In order to test Beagle, Dr. McNally and colleagues used raw sequencing data from 61 human genomes and analyzed it on the supercomputer.
Using only one quarter of Beagle's total capacity and publicly available software, the team found that it improved accuracy and greatly accelerated speed.
Dr. McNally says these improvements reduce the price per genome, adding that "the price for analyzing an entire genome is less than the cost of looking at just a fraction of a genome."
Additionally, the team says this method of analysis will relieve the bottleneck scientists have been experiencing with cheaper and faster genetic sequencing.
Findings have 'immediate medical applications'
Dr. McNally says their findings have medical applications that can immediately be applied at the Cardiovascular Genetics clinic, where they rely on looking at genes from an initial patient and their family members to understand, treat or prevent disease.

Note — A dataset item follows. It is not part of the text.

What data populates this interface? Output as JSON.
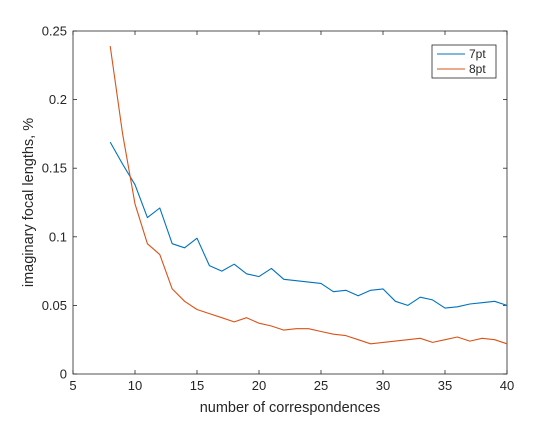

"We start genetic testing with the patient, but when we find a significant mutation we have to think about testing the whole family to identify individuals at risk," she says.
Dr. McNally adds:
"In 2007, we did our first five-gene panel. Now we order 50 to 70 genes at a time, which usually gets us an answer. At that point, it can be more useful and less expensive to sequence the whole genome."
By studying these genomes in light of patient and family histories, she says they can gain more knowledge about inherited disorders.
"By paying close attention to family members with genes that place them at increased risk, but who do not yet show signs of disease, we can investigate early phases of a disorder. In this setting, each patient is a big-data problem," she adds.
Medical News Today recently reported on a study published in PLOS Genetics that suggested some genetic variants could indicate the presence of rare genetic mutations that have yet to be discovered. The researchers said their discovery may point to a genetic "missing link" that could uncover previously unknown mechanisms behind common diseases.